Identification, characterization of functional candidate genes for host-parasite interactions in entomopathogenetic nematode Steinernema carpocapsae by suppressive subtractive hybridization.

摘要

Identifying parasitism genes encoding proteins secreted from nematodes is the key to understanding the molecular basis of nematode parasitism to insects. In this paper, a cDNA with two introns and three exons encoding a cysteine protease inhibitor was identified by screening a cDNA subtractive library constructed from the nematode, Steinernema carpocapsae, induced by Galleria mellonella hemolymph. The full-length cDNA contains an open reading frame encoding a 139-amino acid protein, designated Sc-cys, with a 19-residue signal peptide. The mature protein was predicted to have a molecular weight of 12,531.59 Da, a pI of 9.44, one disulfide bond, and three conserved domains believed to be important for the inhibition of cysteine proteases. In Basic Local Alignment and Search Tool analyses, the putative protein precursor displayed 26-42% identities to a multitude of cystatins or cystatin-like proteins.

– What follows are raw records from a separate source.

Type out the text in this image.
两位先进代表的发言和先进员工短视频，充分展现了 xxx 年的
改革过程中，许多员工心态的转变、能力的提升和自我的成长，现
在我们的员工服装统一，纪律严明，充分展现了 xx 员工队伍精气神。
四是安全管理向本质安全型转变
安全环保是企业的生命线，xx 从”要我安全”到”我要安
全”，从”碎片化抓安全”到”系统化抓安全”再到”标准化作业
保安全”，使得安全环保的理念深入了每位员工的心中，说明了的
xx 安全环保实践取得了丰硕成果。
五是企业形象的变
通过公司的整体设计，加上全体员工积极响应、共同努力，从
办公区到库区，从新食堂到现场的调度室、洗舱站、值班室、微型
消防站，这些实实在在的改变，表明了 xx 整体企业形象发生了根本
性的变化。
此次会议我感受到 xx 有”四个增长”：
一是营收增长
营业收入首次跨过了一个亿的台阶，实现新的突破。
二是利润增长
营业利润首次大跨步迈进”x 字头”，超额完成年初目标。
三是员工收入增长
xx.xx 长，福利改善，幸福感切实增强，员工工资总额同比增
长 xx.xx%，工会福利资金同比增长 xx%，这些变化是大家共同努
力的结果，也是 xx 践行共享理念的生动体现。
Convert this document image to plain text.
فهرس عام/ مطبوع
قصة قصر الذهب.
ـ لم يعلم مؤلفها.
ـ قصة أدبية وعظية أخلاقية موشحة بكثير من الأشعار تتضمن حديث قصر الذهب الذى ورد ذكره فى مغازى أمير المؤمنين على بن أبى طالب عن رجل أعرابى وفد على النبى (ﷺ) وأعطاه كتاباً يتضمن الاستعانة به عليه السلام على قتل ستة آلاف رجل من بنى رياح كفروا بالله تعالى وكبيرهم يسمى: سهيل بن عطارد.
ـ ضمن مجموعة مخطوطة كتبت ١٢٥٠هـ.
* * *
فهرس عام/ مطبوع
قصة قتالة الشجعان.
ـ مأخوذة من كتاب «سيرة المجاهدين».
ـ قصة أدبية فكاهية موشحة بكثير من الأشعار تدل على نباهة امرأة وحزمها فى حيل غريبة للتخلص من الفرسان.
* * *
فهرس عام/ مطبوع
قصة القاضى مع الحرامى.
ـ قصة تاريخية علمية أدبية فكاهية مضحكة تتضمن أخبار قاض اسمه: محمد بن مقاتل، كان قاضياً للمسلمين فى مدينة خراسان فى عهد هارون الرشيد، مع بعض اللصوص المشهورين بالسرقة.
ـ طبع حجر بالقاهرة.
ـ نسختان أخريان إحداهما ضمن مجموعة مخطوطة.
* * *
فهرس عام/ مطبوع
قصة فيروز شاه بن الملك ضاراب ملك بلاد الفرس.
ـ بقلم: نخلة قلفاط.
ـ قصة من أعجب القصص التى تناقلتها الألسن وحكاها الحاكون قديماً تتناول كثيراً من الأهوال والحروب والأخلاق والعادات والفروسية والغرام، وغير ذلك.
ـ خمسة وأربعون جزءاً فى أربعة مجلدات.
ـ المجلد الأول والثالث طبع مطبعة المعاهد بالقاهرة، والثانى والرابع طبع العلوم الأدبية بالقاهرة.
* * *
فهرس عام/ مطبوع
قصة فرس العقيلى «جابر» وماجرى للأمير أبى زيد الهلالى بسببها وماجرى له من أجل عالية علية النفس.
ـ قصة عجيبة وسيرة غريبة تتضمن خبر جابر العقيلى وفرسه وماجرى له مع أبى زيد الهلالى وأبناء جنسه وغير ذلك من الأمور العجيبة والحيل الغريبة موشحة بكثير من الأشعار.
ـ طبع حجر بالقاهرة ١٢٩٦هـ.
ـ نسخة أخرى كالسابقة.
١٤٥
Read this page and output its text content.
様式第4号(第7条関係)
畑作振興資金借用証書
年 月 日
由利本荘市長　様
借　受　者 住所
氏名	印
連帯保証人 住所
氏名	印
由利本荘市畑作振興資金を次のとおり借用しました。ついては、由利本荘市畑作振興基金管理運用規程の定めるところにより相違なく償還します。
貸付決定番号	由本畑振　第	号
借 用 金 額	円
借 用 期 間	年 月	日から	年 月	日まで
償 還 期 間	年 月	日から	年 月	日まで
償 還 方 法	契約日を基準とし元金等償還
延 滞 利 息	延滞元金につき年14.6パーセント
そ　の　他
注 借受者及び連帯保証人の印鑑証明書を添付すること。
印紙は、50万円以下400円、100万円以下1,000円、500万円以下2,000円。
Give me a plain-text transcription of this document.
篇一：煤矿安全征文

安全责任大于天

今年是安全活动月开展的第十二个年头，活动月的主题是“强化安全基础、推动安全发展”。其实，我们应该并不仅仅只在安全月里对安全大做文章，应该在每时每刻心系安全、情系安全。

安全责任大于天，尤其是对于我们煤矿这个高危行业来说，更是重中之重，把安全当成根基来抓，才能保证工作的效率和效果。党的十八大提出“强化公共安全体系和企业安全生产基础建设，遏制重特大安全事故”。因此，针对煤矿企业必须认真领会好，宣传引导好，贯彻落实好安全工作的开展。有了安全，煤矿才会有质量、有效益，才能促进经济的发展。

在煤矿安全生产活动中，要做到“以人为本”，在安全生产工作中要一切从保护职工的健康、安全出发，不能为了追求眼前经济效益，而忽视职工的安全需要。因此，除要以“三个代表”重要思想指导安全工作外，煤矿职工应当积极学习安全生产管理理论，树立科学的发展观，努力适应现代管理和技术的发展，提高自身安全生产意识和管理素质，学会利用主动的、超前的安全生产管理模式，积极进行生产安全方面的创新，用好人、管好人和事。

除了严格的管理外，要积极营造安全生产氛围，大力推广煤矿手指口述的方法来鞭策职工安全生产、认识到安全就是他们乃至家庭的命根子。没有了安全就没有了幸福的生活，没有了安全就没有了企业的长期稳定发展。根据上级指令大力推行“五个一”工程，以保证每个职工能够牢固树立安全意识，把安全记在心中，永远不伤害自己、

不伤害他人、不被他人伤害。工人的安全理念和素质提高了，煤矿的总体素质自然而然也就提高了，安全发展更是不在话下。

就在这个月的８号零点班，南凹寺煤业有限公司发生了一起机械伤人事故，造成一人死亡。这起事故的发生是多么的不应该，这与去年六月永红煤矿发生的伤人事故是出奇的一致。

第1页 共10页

Phylogenetic analysis suggested the novel cystatin is likely a new member of the family 2 cystatins. Reverse northern blot, semi-quantitative reverse transcriptase polymerase chain reaction (RT-PCR), and real-time RT-PCR analyses showed that the expression level of Sc-cys was upregulated substantially after induction by insect hemolymph. The specific analysis of genes encoding secretory proteins is providing a profile of putative parasitism genes expressed in S. carpocapsae throughout the parasitic cycle.